Le réalisateur chilien Sebastián Lelio aime les histoires de femmes. Son nouveau long métrage filme une révolte estudiantine en musique. L’histoire personnelle de Julia se confond avec la déferlante féministe qui déchire la société chilienne toute entière. Il est question de harcèlement et de consentement, de viol et de mémoire, mais surtout de femmes qui osent faire entendre leurs voix.
LA VAGUE / LA OLA de Sebastián Lelio. Chili, 2025, 2h09. Avec Daniela López, Lola Bravo, Avril Aurora, Paulina Corté.
Critique d’Anne Le Cor, SIGNIS France
Le scénario se base sur des faits réels lorsqu’en 2018 une vague de manifestations féministes déferle sur le Chili. Julia, une étudiante en musique décide de rejoindre le mouvement Me Too de son université pour dénoncer le harcèlement et les abus subis par les élèves depuis trop longtemps. Elle ose partager avec des étudiantes le souvenir d’une relation d’un soir qui la hante et elle devient, de manière inattendue, une figure centrale du mouvement qui envahit le pays tout entier. Son témoignage, intime et complexe, devient la vague qui submerge une société secouée et polarisée.

Le patriarcat est l’ennemi à abattre et l’on va jusqu’à rejeter la notion même de père. Le genre de la comédie musicale permet tous les excès. Le sérieux du propos n’est pas dénué de traits d’humour qui viennent ponctuer la narration et l’empêchent de tomber dans la caricature. Car sous des aspects qui peuvent paraître excessifs, le récit est en fait assez équilibré et pose bien tous les ressorts du débat qui agite nos sociétés sur les nouveaux codes des relations entre hommes et femmes.
Le quatuor d’actrices principales, Avril Aurora, Lola Bravo, Paulina Cortés et Daniela López qui interprète Julia, n’avait jamais fait de cinéma avant La Vague et elles ont postulé via un casting géant relayé sur les réseaux sociaux. S’en est suivi une longue période de formation au jeu d’acteur et au mouvement, à la performance scénique et à la technique vocale.
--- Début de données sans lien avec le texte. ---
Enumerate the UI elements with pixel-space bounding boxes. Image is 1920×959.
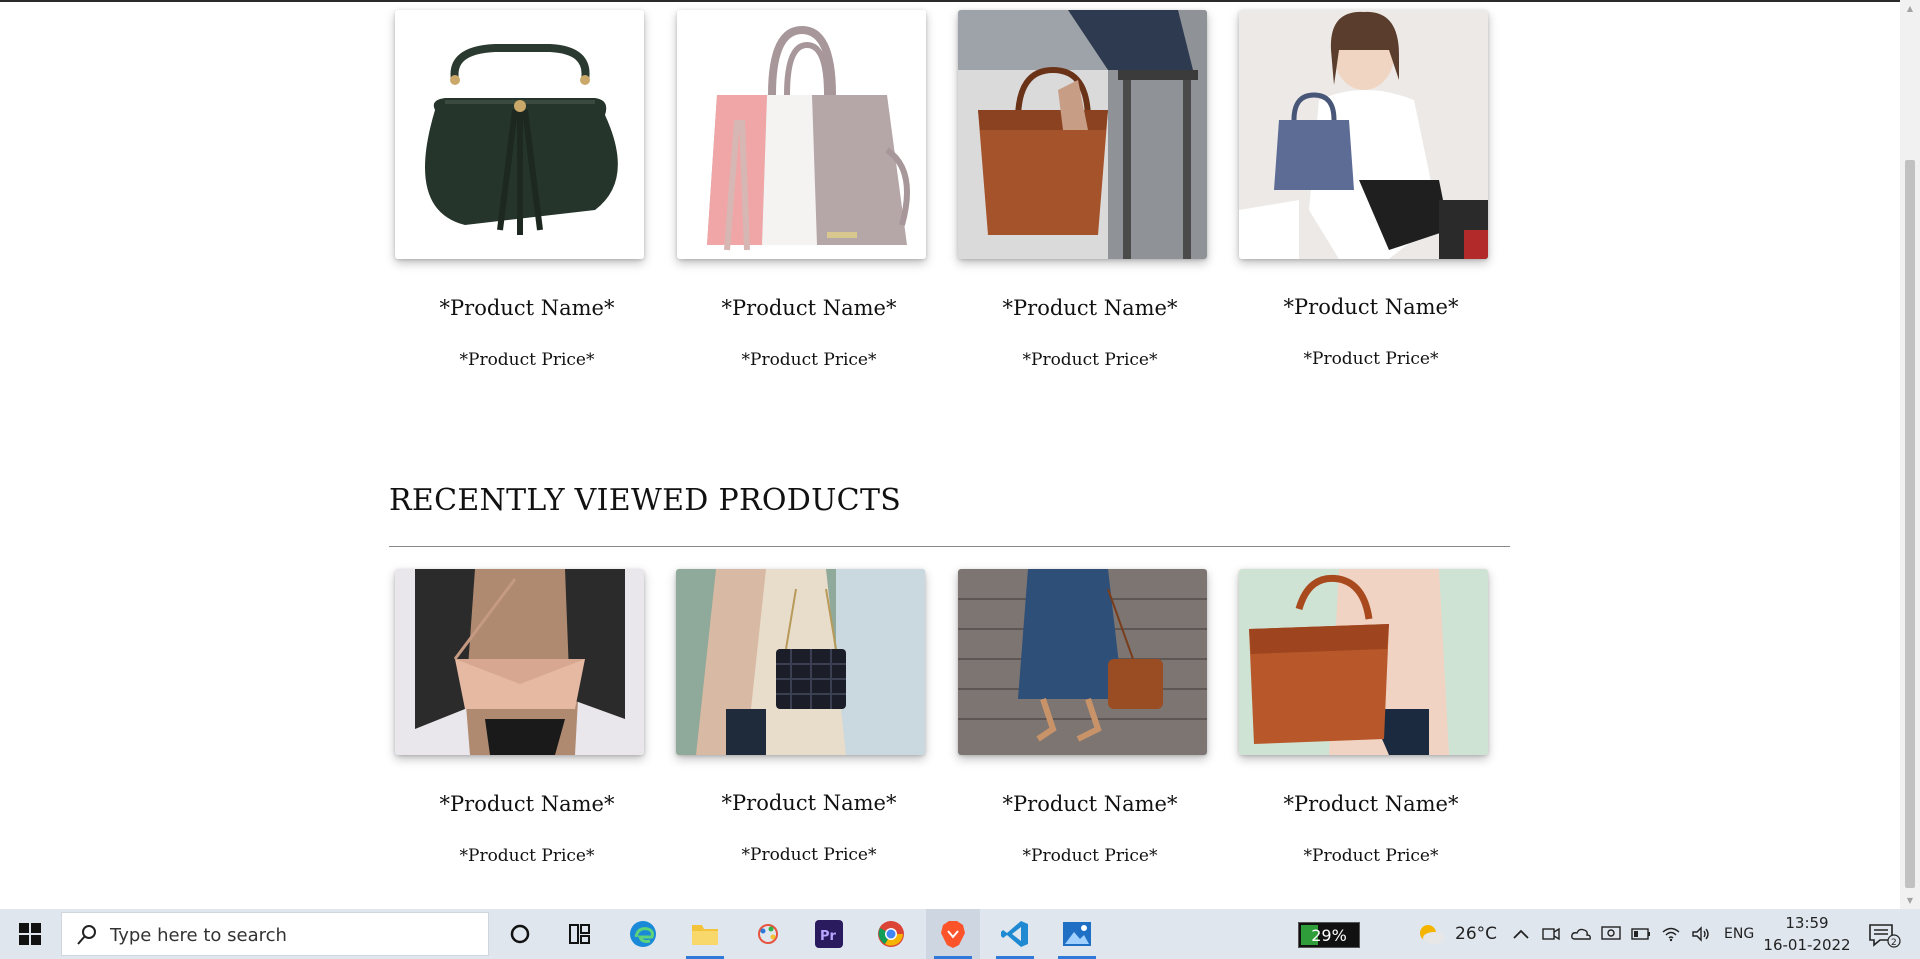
- search-icon: [77, 925, 96, 945]
- quilted-black-bag-image: [676, 569, 925, 755]
- file-explorer-icon[interactable]: [678, 909, 732, 959]
- vscode-icon[interactable]: [988, 909, 1042, 959]
- recent-product-price-1: *Product Price*: [459, 846, 595, 866]
- onedrive-icon[interactable]: [1570, 923, 1592, 945]
- recent-product-image-4[interactable]: [1239, 569, 1488, 755]
- green-bucket-bag-image: [395, 10, 644, 259]
- notification-center-icon[interactable]: 2: [1868, 922, 1902, 952]
- product-image-1[interactable]: [395, 10, 644, 259]
- search-placeholder: Type here to search: [110, 925, 287, 946]
- cortana-icon[interactable]: [493, 909, 547, 959]
- recent-product-price-4: *Product Price*: [1303, 846, 1439, 866]
- recent-product-name-3[interactable]: *Product Name*: [960, 792, 1220, 816]
- photos-icon[interactable]: [1050, 909, 1104, 959]
- taskbar-search-box[interactable]: Type here to search: [61, 912, 489, 956]
- product-image-4[interactable]: [1239, 10, 1488, 259]
- product-name-1[interactable]: *Product Name*: [397, 296, 657, 320]
- page-content: *Product Name* *Product Name* *Product N…: [0, 0, 1900, 909]
- meet-now-icon[interactable]: [1540, 923, 1562, 945]
- premiere-pro-icon[interactable]: Pr: [802, 909, 856, 959]
- display-settings-icon[interactable]: [1600, 923, 1622, 945]
- clock-date: 16-01-2022: [1763, 936, 1851, 954]
- volume-icon[interactable]: [1690, 923, 1712, 945]
- svg-text:Pr: Pr: [820, 929, 837, 944]
- product-name-4[interactable]: *Product Name*: [1241, 295, 1501, 319]
- recent-product-name-4[interactable]: *Product Name*: [1241, 792, 1501, 816]
- recent-product-price-2: *Product Price*: [741, 845, 877, 865]
- recent-product-image-2[interactable]: [676, 569, 925, 755]
- section-divider: [389, 546, 1510, 547]
- product-price-1: *Product Price*: [459, 350, 595, 370]
- chrome-icon[interactable]: [864, 909, 918, 959]
- beige-crossbody-image: [395, 569, 644, 755]
- brown-leather-tote-image: [958, 10, 1207, 259]
- battery-tray-icon[interactable]: [1630, 923, 1652, 945]
- cognac-handbag-street-image: [958, 569, 1207, 755]
- product-image-2[interactable]: [677, 10, 926, 259]
- scroll-up-arrow-icon[interactable]: ▲: [1900, 0, 1920, 17]
- product-name-3[interactable]: *Product Name*: [960, 296, 1220, 320]
- battery-indicator[interactable]: 29%: [1298, 922, 1360, 948]
- product-price-3: *Product Price*: [1022, 350, 1158, 370]
- recent-product-image-3[interactable]: [958, 569, 1207, 755]
- weather-icon[interactable]: [1416, 921, 1446, 951]
- scrollbar-thumb[interactable]: [1905, 160, 1915, 888]
- recent-product-price-3: *Product Price*: [1022, 846, 1158, 866]
- edge-icon[interactable]: [616, 909, 670, 959]
- windows-taskbar: Type here to search Pr 29% 26°C ENG 13:5…: [0, 909, 1920, 959]
- vertical-scrollbar[interactable]: ▲ ▼: [1900, 0, 1920, 909]
- battery-percent: 29%: [1311, 925, 1347, 945]
- model-with-blue-bag-image: [1239, 10, 1488, 259]
- task-view-icon[interactable]: [553, 909, 607, 959]
- orange-shoulder-bag-image: [1239, 569, 1488, 755]
- product-name-2[interactable]: *Product Name*: [679, 296, 939, 320]
- windows-logo-icon: [19, 923, 41, 945]
- temperature[interactable]: 26°C: [1455, 924, 1497, 944]
- clock-time: 13:59: [1785, 914, 1829, 932]
- scroll-down-arrow-icon[interactable]: ▼: [1900, 892, 1920, 909]
- recent-product-image-1[interactable]: [395, 569, 644, 755]
- paint-icon[interactable]: [741, 909, 795, 959]
- start-button[interactable]: [0, 909, 60, 959]
- recent-product-name-2[interactable]: *Product Name*: [679, 791, 939, 815]
- notification-count: 2: [1891, 938, 1897, 948]
- show-hidden-icons-chevron-icon[interactable]: [1510, 923, 1532, 945]
- wifi-icon[interactable]: [1660, 923, 1682, 945]
- input-language[interactable]: ENG: [1724, 926, 1754, 942]
- brave-icon[interactable]: [926, 909, 980, 959]
- recently-viewed-heading: RECENTLY VIEWED PRODUCTS: [389, 483, 902, 518]
- product-price-2: *Product Price*: [741, 350, 877, 370]
- product-image-3[interactable]: [958, 10, 1207, 259]
- product-price-4: *Product Price*: [1303, 349, 1439, 369]
- recent-product-name-1[interactable]: *Product Name*: [397, 792, 657, 816]
- pink-white-tote-image: [677, 10, 926, 259]
- system-clock[interactable]: 13:59 16-01-2022: [1762, 914, 1852, 954]
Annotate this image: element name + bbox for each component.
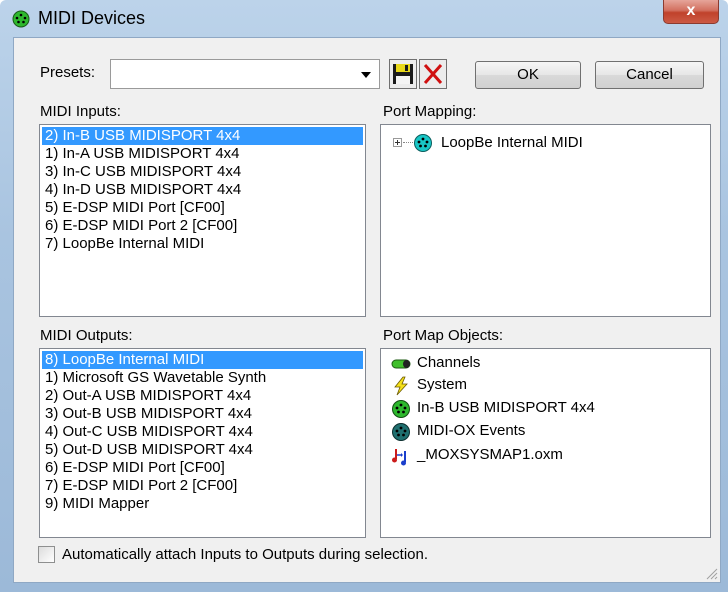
- list-item[interactable]: 9) MIDI Mapper: [42, 495, 363, 513]
- tree-connector: [403, 142, 413, 143]
- midi-outputs-list[interactable]: 8) LoopBe Internal MIDI 1) Microsoft GS …: [39, 348, 366, 538]
- port-map-objects-label: Port Map Objects:: [383, 327, 504, 344]
- list-item[interactable]: 5) E-DSP MIDI Port [CF00]: [42, 199, 363, 217]
- list-item-label: MIDI-OX Events: [417, 422, 526, 439]
- ok-button[interactable]: OK: [475, 61, 581, 89]
- list-item-label: Channels: [417, 354, 481, 371]
- list-item[interactable]: 7) E-DSP MIDI Port 2 [CF00]: [42, 477, 363, 495]
- list-item[interactable]: 6) E-DSP MIDI Port [CF00]: [42, 459, 363, 477]
- midi-inputs-list[interactable]: 2) In-B USB MIDISPORT 4x4 1) In-A USB MI…: [39, 124, 366, 317]
- midi-port-teal-icon: [391, 422, 411, 442]
- port-mapping-label: Port Mapping:: [383, 103, 477, 120]
- chevron-down-icon[interactable]: [361, 72, 371, 78]
- delete-preset-button[interactable]: [419, 59, 447, 89]
- floppy-save-icon: [390, 64, 416, 92]
- music-note-file-icon: [391, 446, 411, 466]
- list-item-label: System: [417, 376, 468, 393]
- list-item[interactable]: 3) Out-B USB MIDISPORT 4x4: [42, 405, 363, 423]
- list-item[interactable]: 2) In-B USB MIDISPORT 4x4: [42, 127, 363, 145]
- list-item[interactable]: 7) LoopBe Internal MIDI: [42, 235, 363, 253]
- dialog-window: MIDI Devices x Presets: OK Cancel MIDI I…: [0, 0, 728, 592]
- list-item[interactable]: 6) E-DSP MIDI Port 2 [CF00]: [42, 217, 363, 235]
- close-button[interactable]: x: [663, 0, 719, 24]
- list-item[interactable]: 1) Microsoft GS Wavetable Synth: [42, 369, 363, 387]
- cancel-button[interactable]: Cancel: [595, 61, 704, 89]
- title-bar[interactable]: MIDI Devices x: [0, 0, 728, 36]
- midi-din-icon: [12, 10, 30, 28]
- midi-port-teal-icon: [413, 133, 433, 158]
- list-item[interactable]: 3) In-C USB MIDISPORT 4x4: [42, 163, 363, 181]
- midi-outputs-label: MIDI Outputs:: [40, 327, 133, 344]
- midi-port-green-icon: [391, 399, 411, 419]
- auto-attach-label[interactable]: Automatically attach Inputs to Outputs d…: [62, 546, 428, 563]
- window-title: MIDI Devices: [38, 8, 146, 28]
- list-item-label: In-B USB MIDISPORT 4x4: [417, 399, 595, 416]
- presets-combobox[interactable]: [110, 59, 380, 89]
- list-item[interactable]: 5) Out-D USB MIDISPORT 4x4: [42, 441, 363, 459]
- close-icon: x: [686, 2, 696, 19]
- save-preset-button[interactable]: [389, 59, 417, 89]
- list-item[interactable]: 1) In-A USB MIDISPORT 4x4: [42, 145, 363, 163]
- tree-node-label: LoopBe Internal MIDI: [441, 134, 583, 151]
- presets-label: Presets:: [40, 64, 96, 81]
- lightning-bolt-icon: [391, 376, 411, 396]
- list-item[interactable]: 4) In-D USB MIDISPORT 4x4: [42, 181, 363, 199]
- list-item-label: _MOXSYSMAP1.oxm: [417, 446, 563, 463]
- list-item[interactable]: 2) Out-A USB MIDISPORT 4x4: [42, 387, 363, 405]
- port-mapping-tree[interactable]: LoopBe Internal MIDI: [380, 124, 711, 317]
- list-item[interactable]: 4) Out-C USB MIDISPORT 4x4: [42, 423, 363, 441]
- port-map-objects-list[interactable]: Channels System In-B USB MIDISPORT 4x4 M…: [380, 348, 711, 538]
- channels-pill-icon: [391, 354, 411, 374]
- auto-attach-checkbox[interactable]: [38, 546, 55, 563]
- resize-grip-icon[interactable]: [704, 566, 718, 580]
- expand-plus-icon[interactable]: [393, 138, 402, 147]
- midi-inputs-label: MIDI Inputs:: [40, 103, 121, 120]
- list-item[interactable]: 8) LoopBe Internal MIDI: [42, 351, 363, 369]
- dialog-client-area: Presets: OK Cancel MIDI Inputs: 2) In-B …: [13, 37, 721, 583]
- red-x-delete-icon: [420, 64, 446, 92]
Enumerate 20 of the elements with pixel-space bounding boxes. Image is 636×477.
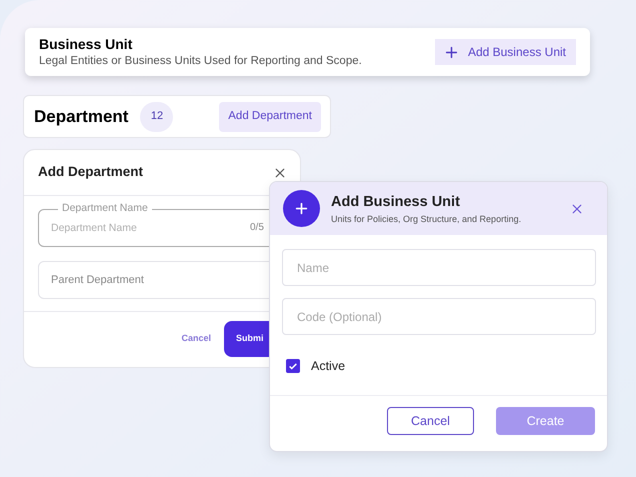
field-label: Department Name bbox=[58, 202, 152, 215]
dialog-title: Add Business Unit bbox=[331, 192, 461, 212]
count-badge: 12 bbox=[140, 102, 174, 132]
dialog-title: Add Department bbox=[38, 163, 144, 182]
section-title: Business Unit bbox=[39, 35, 134, 53]
add-business-unit-button[interactable]: Add Business Unit bbox=[434, 39, 576, 65]
close-button[interactable] bbox=[571, 202, 583, 214]
check-icon bbox=[288, 361, 298, 371]
plus-icon bbox=[444, 46, 458, 58]
add-department-button[interactable]: Add Department bbox=[219, 102, 321, 132]
cancel-button[interactable]: Cancel bbox=[181, 332, 211, 346]
cancel-button[interactable]: Cancel bbox=[387, 407, 474, 435]
checkbox-label: Active bbox=[311, 358, 346, 375]
checkbox[interactable] bbox=[286, 359, 300, 373]
section-subtitle: Legal Entities or Business Units Used for Reporting and Scope. bbox=[39, 54, 363, 69]
field-placeholder: Parent Department bbox=[51, 272, 144, 288]
close-button[interactable] bbox=[274, 166, 286, 178]
dialog-subtitle: Units for Policies, Org Structure, and Reporting. bbox=[331, 212, 522, 226]
character-counter: 0/5 bbox=[250, 222, 264, 234]
section-title: Department bbox=[34, 106, 128, 128]
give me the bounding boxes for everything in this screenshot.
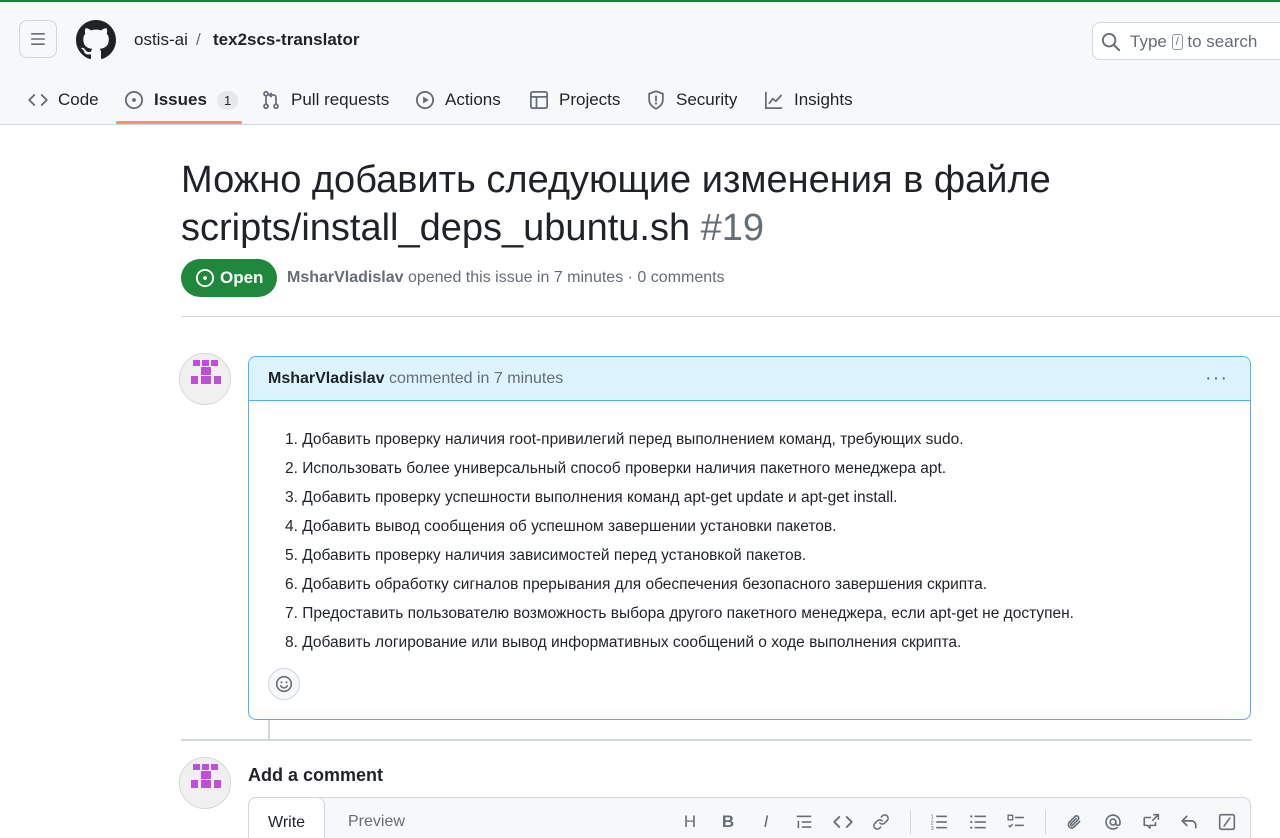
cross-reference-icon [1143, 813, 1160, 829]
issue-state-label: Open [220, 268, 264, 287]
tab-insights-label: Insights [794, 90, 853, 109]
attach-button[interactable] [1064, 812, 1084, 832]
quote-icon [796, 815, 812, 829]
ordered-list-button[interactable]: 123 [929, 812, 949, 832]
code-icon [833, 816, 853, 828]
tab-security-label: Security [676, 90, 738, 109]
tab-actions-label: Actions [445, 90, 501, 109]
issue-meta: MsharVladislav opened this issue in 7 mi… [287, 269, 725, 287]
tab-code-label: Code [58, 90, 99, 109]
list-item: 4. Добавить вывод сообщения об успешном … [285, 518, 837, 535]
slash-key-hint: / [1171, 34, 1183, 50]
toolbar-separator [1045, 810, 1046, 834]
issue-opened-icon [195, 268, 215, 288]
search-icon [1101, 32, 1121, 52]
tab-write[interactable]: Write [248, 797, 326, 838]
avatar[interactable] [179, 353, 231, 405]
bold-button[interactable]: B [718, 812, 738, 832]
shield-icon [648, 90, 664, 110]
list-item: 8. Добавить логирование или вывод информ… [285, 634, 962, 651]
play-icon [415, 90, 435, 110]
table-icon [530, 91, 548, 109]
slash-commands-button[interactable] [1217, 812, 1237, 832]
git-pull-request-icon [263, 90, 279, 110]
heading-button[interactable]: H [680, 812, 700, 832]
tab-issues-label: Issues [154, 90, 207, 109]
header-divider [181, 316, 1280, 317]
tab-actions[interactable]: Actions [415, 76, 501, 124]
tasklist-icon [1007, 814, 1024, 828]
italic-button[interactable]: I [756, 812, 776, 832]
list-item: 1. Добавить проверку наличия root-привил… [285, 431, 964, 448]
link-button[interactable] [871, 812, 891, 832]
tab-pull-requests-label: Pull requests [291, 90, 390, 109]
menu-button[interactable] [19, 20, 57, 58]
search-input[interactable]: Type / to search [1092, 22, 1280, 60]
tab-preview[interactable]: Preview [329, 797, 424, 838]
comment-editor: Write Preview H B I 123 [248, 797, 1251, 838]
issue-opened-icon [124, 90, 144, 110]
mention-icon [1105, 814, 1121, 830]
timeline-line [268, 720, 270, 740]
smiley-icon [275, 675, 293, 693]
comment-header: MsharVladislav commented in 7 minutes ··… [249, 357, 1250, 401]
tab-insights[interactable]: Insights [764, 76, 853, 124]
tab-projects[interactable]: Projects [529, 76, 620, 124]
add-comment-heading: Add a comment [248, 765, 384, 785]
add-reaction-button[interactable] [268, 668, 300, 700]
issue-comment: MsharVladislav commented in 7 minutes ··… [248, 356, 1251, 720]
breadcrumb-repo-link[interactable]: tex2scs-translator [213, 30, 359, 50]
list-ordered-icon: 123 [931, 815, 947, 831]
issue-title: Можно добавить следующие изменения в фай… [181, 159, 1051, 249]
issue-meta-text: opened this issue in 7 minutes · 0 comme… [407, 269, 725, 286]
list-item: 2. Использовать более универсальный спос… [285, 460, 947, 477]
github-logo-icon[interactable] [76, 20, 116, 60]
hamburger-icon [31, 33, 45, 45]
issue-number: #19 [700, 207, 765, 249]
list-item: 7. Предоставить пользователю возможность… [285, 605, 1074, 622]
link-icon [873, 814, 889, 830]
tab-pull-requests[interactable]: Pull requests [261, 76, 389, 124]
kebab-menu-icon[interactable]: ··· [1205, 367, 1228, 390]
toolbar-separator [910, 810, 911, 834]
repo-nav: Code Issues 1 Pull requests Actions Proj… [0, 76, 1280, 126]
repo-header: ostis-ai / tex2scs-translator Type / to … [0, 2, 1280, 125]
reply-icon [1181, 815, 1197, 829]
list-item: 3. Добавить проверку успешности выполнен… [285, 489, 898, 506]
graph-icon [765, 91, 783, 109]
list-item: 6. Добавить обработку сигналов прерывани… [285, 576, 988, 593]
search-placeholder: Type / to search [1130, 32, 1258, 51]
tab-security[interactable]: Security [646, 76, 737, 124]
reference-button[interactable] [1141, 812, 1161, 832]
unordered-list-button[interactable] [968, 812, 988, 832]
issue-state-badge: Open [181, 259, 278, 297]
mention-button[interactable] [1103, 812, 1123, 832]
avatar[interactable] [179, 757, 231, 809]
svg-text:3: 3 [931, 826, 934, 831]
list-item: 5. Добавить проверку наличия зависимосте… [285, 547, 807, 564]
comment-author-link[interactable]: MsharVladislav [268, 370, 385, 387]
issues-counter-badge: 1 [216, 90, 239, 110]
paperclip-icon [1067, 815, 1081, 829]
reply-button[interactable] [1179, 812, 1199, 832]
task-list-button[interactable] [1006, 812, 1026, 832]
comment-body-list: 1. Добавить проверку наличия root-привил… [285, 425, 1235, 657]
slash-commands-icon [1218, 813, 1236, 831]
timeline-divider [181, 739, 1252, 741]
code-icon [28, 94, 48, 106]
selected-tab-underline [116, 121, 242, 124]
code-button[interactable] [833, 812, 853, 832]
comment-meta: commented in 7 minutes [388, 370, 564, 387]
breadcrumb-owner-link[interactable]: ostis-ai [134, 30, 188, 50]
tab-code[interactable]: Code [28, 76, 99, 124]
issue-author-link[interactable]: MsharVladislav [287, 269, 404, 286]
list-unordered-icon [970, 815, 986, 829]
breadcrumb-separator: / [196, 30, 201, 49]
tab-projects-label: Projects [559, 90, 621, 109]
quote-button[interactable] [794, 812, 814, 832]
tab-issues[interactable]: Issues 1 [124, 76, 239, 124]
Le résultat est époustouflant et la mise-en-scène ne souffre pas de temps mort. Daniela López particulièrement réalise un tour de force, elle chante et danse avec talent, mène les chorégraphies et fait montre d’un vaste champ d’émotions dans son interprétation, allant de l’enthousiasme au doute et à la déception.

La comédie musicale filmée est une première au Chili et le réalisateur Sebastián Lelio en respecte tous les codes. Il joue avec les décors qu’il exploite et martyrise à foison. Les murs particulièrement sont mis à contribution et les cloisons sont autant de sas qui entraînent les acteurs dans un monde féerique. Sebastián Lelio s’est adjoint les services du compositeur britannique Matthew Herbert pour la partie musicale et du chorégraphe américain Ryan Heffington. La star de Broadway a imaginé des ballets impressionnants et percutants avec parfois plus de 200 danseurs.
La Vague est un film au rythme enlevé et aux chansons entêtantes. Les chorégraphies sont particulièrement soignées et bien filmées. Le tout mêlant habilement un sujet sociétal prégnant à la légèreté d’envolées lyriques bien maîtrisées. C’est un coup de maître pour son réalisateur qui a su conjuguer deux premières dans son pays, une révolte féministe et une comédie musicale dans un mariage heureux et baroque non dénué de sens par ailleurs.
Anne Le Cor
En 2013, à la Berlinale, Sebastián Lelio recevait le prix œcuménique pour son film Gloria.